What else? A rising barrister, living quietly in a secluded old house at Chiswick, with a sweet serious-looking wife, and two lovely babies, supremely contented with his lot and with his home, which is managed for him with that perfection of art which conceals art. His wife and he are of exactly the same age, have the same deep love of good books, good pictures, and good music, and the same indifference to frivolous pleasures and fashionable amusements. They have a few friends, carefully chosen, and of choicest quality, and amongst the most honoured of these is Sarah Newton, still brisk and active, though her abundant hair is snow white, and there are the deep lines of age about her shrewd and kindly eyes. They have their garden with its old cedars, and old walls shutting off the world of gig-and-villa respectability. They have their boathouse and boats, in which they live for the most part on summer evenings, and they have hardly anything left to wish for—except a lock and weir.

The barrister is Theodore Dalbrook, and his wife’s name is Mercy.

He found her four years ago established as nurse at Cheshunt Grange, administering to her mother till the day of her death, which happened by a strange fatality within a few hours of that other death in Algiers, a sudden death by cerebral apoplexy, swift as a thunder-clap.

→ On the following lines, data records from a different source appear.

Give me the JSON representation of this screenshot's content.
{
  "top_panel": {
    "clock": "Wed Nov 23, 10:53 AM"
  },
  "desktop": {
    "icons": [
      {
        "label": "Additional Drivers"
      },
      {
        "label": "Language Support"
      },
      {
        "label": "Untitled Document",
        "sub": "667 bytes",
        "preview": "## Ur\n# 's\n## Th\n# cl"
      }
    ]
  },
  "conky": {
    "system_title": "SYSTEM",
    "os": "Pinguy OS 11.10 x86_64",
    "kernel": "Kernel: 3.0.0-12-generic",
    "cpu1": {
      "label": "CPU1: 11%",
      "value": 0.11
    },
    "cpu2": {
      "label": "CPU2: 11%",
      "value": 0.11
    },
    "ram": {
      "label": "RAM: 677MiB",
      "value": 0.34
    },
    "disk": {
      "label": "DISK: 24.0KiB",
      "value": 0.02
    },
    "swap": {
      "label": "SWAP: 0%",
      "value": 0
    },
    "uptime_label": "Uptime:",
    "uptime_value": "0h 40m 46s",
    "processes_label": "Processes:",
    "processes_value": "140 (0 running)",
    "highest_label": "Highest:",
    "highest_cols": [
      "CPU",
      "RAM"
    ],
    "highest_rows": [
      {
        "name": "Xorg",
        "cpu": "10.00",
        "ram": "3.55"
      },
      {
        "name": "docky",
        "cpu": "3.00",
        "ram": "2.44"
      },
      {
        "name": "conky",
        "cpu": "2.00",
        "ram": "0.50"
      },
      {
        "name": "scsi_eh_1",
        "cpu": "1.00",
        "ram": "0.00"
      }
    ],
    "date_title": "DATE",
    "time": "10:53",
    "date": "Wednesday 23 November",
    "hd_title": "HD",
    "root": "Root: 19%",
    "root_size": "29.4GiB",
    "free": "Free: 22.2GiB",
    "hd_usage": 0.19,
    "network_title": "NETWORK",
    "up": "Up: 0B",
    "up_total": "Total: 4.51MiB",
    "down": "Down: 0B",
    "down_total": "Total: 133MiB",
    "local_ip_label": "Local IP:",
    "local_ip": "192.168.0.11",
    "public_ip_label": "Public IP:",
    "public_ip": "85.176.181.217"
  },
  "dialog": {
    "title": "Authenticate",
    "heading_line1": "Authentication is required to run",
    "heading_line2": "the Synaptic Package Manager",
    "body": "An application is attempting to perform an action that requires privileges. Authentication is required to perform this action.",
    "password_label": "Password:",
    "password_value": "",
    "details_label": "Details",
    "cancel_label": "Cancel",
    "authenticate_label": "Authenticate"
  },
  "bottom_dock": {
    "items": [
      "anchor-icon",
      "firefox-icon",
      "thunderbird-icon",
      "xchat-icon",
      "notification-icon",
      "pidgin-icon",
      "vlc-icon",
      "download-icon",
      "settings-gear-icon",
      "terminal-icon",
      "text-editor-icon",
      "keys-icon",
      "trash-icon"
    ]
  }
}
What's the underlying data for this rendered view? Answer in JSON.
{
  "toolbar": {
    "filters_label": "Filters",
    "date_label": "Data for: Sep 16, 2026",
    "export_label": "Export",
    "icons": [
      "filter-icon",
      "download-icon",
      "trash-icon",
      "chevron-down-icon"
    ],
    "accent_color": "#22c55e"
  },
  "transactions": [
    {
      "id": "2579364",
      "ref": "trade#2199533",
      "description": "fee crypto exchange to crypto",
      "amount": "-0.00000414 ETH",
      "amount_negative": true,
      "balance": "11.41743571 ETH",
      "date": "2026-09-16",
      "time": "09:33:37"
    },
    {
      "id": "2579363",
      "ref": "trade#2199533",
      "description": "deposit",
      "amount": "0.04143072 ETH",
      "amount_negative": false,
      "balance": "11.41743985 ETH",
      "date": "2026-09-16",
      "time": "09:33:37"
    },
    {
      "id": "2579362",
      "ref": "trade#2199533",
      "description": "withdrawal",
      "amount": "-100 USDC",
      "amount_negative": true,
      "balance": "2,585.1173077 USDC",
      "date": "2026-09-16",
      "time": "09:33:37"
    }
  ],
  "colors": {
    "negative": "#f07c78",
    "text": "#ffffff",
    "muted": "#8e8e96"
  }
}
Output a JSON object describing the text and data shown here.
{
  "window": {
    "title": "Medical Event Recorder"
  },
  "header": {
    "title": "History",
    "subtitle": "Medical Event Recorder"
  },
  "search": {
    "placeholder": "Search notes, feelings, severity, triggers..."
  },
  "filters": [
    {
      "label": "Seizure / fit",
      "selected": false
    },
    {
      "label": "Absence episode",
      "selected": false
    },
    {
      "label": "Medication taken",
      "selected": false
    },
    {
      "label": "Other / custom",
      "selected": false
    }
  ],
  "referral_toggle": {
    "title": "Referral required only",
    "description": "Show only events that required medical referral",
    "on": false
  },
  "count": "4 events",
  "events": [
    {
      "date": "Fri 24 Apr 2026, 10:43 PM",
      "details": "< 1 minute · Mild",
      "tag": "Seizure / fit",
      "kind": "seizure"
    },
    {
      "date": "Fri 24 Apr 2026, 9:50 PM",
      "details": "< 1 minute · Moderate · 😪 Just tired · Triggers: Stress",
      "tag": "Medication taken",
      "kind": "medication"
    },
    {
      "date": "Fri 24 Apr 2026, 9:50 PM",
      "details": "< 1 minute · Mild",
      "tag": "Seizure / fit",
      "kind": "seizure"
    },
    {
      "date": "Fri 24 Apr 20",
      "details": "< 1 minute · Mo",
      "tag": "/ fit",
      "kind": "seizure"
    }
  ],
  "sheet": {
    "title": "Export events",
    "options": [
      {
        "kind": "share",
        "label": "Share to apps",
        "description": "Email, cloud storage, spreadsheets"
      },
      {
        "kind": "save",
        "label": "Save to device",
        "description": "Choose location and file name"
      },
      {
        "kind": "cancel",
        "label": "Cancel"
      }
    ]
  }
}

He found her there, and saw her frequently in his duty visits to the Asylum—visits paid in performance of a promise to his unhappy kinsman—and little by little that sympathy which he had felt for her in the first hour of their acquaintance warmed and ripened into love, and in Mercy, the woman who had sinned and paid the bitter penalty of sin, he found the consoling angel of his disappointed youth.